The homes of mothers and babies were run by religious orders from the 1920s onwards and financed by the Irish government. But the institutions where young people and girls have been taken, usually against their will, are not a thing of Ireland’s distant past. The last of the facilities was closed in 1998.
The commission concentrated on 18 institutions between 1922 and 1998 and was created after reports emerged that the remains of nearly 800 babies and children were buried in an unmarked mass grave in a house run by nuns in the city of Tuam, county of Galway.
Attention was initially drawn to the situation by extensive research by a local amateur historian, Catherine Corless, who collected records showing dozens of suspected deaths of babies and children at Santa Maria’s Mother and Baby Home, but with no graves associated with them. Mr Martin thanked her for the name on Tuesday, calling it a “tireless crusade of dignity and truth”.
“It was a long journey and it wasn’t easy,” Corless said in an interview Tuesday morning. As the evidence has accumulated over the years, she said she felt compelled to pressure the government to take notice. “That’s all I could do: keep talking, keep being a voice for people who had no voice.”
In the wake of its work, the government was forced to pay attention and formed the commission in 2015. A significant number of remains were found at the site in Tuam in 2017.
Ms. Corless acknowledged that Tuesday was a “big day” for the survivors, but said the state’s apology was simply not far enough. She said the Bon Secours nuns, who ran the facilities in Tuam, and the orders that supervised others, needed to be held responsible.
The atrocities did not happen only in Tuam. The 18 houses in Tuesday’s report span the country and are run by different groups of nuns. The Church ran the houses, but the newly founded Irish state worked side by side with them, making many institutions effectively state-owned, except in name.
The report detailed how 56,000 single mothers and about 57,000 children passed the homes investigated by the commission over a period of 76 years. He tried to differentiate between the early years of the house and those that came later.

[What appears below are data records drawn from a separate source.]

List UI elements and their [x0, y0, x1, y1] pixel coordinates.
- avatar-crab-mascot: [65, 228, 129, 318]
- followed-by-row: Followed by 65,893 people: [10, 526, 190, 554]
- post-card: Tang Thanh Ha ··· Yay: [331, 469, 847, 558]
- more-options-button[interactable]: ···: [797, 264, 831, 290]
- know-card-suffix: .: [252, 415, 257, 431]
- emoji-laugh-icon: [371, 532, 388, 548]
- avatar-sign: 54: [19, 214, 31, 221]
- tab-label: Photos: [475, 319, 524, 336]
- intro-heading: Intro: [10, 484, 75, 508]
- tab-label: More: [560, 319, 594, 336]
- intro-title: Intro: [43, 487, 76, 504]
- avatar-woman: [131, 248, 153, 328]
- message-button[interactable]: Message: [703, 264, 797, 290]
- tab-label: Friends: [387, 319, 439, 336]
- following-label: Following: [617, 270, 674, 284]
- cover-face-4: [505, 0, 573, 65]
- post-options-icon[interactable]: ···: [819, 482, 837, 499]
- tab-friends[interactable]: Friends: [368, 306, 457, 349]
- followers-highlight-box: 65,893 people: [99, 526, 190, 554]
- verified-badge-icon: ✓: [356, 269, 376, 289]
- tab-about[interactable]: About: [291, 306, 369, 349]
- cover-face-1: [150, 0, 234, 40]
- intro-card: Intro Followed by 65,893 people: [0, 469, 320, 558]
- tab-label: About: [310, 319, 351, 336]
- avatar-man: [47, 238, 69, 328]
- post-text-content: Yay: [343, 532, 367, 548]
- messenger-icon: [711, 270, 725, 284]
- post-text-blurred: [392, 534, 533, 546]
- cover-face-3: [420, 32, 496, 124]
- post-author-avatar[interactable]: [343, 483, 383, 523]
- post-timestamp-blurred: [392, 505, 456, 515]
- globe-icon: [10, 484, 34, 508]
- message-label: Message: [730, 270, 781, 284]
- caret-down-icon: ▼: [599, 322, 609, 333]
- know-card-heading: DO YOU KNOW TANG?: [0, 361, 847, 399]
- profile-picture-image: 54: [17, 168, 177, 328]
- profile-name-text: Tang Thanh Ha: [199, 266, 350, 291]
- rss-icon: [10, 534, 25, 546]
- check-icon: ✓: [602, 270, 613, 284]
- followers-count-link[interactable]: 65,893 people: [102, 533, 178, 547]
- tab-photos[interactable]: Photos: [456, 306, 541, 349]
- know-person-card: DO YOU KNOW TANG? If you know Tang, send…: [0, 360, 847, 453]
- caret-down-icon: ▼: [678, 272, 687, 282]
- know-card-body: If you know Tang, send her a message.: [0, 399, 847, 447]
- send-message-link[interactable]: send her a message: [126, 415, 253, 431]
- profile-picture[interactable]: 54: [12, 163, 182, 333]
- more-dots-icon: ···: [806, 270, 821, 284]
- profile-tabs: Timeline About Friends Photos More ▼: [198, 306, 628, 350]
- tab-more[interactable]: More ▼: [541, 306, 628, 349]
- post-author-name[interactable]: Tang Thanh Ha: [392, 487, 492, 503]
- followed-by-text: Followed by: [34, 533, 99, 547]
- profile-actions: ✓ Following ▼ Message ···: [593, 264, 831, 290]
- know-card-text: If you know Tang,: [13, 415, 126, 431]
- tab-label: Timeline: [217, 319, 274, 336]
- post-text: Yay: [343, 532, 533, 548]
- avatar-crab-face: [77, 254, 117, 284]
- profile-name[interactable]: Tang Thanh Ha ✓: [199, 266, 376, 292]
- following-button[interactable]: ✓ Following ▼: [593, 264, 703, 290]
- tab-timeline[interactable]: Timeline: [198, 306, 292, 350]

“In the years before 1960, homes for mothers and babies did not save the lives of ‘illegitimate’ children; in fact, they appear to have significantly reduced their prospects for survival, “said the report, adding that women and children” should not even have been in institutions “.
But she also said that there was “no evidence of the kind of gross abuse that occurred in industrial schools” and said that women were not forced by the state or the church to enter the houses, although they had little choice, a point that survivors were troubled by. with.
After the Irish newspaper Sunday Independent published details of the report this week, KRW Law Human Rights, which represents several survivors, said the leak further undermined confidence in the commission.
The commission’s file was handed over to the country’s children’s and families agency, although survivors expressed concerns about access to the materials. The government has promised to guarantee access to your personal information and said that counseling services are being offered.
O’Gorman said the government wrote to the religious orders involved to set up a meeting to apologize and seek compensation for the survivors.
Marie Arbuckle, a survivor from one of the houses in Dublin where she gave birth to a son in 1981, said the decades since have been painful and felt the report had barely scratched the surface.
“Taking a baby from the mother, how can you say it is not abuse?” she said. “No matter what excuses they make, you can’t take what they’ve stolen from us, but confess.”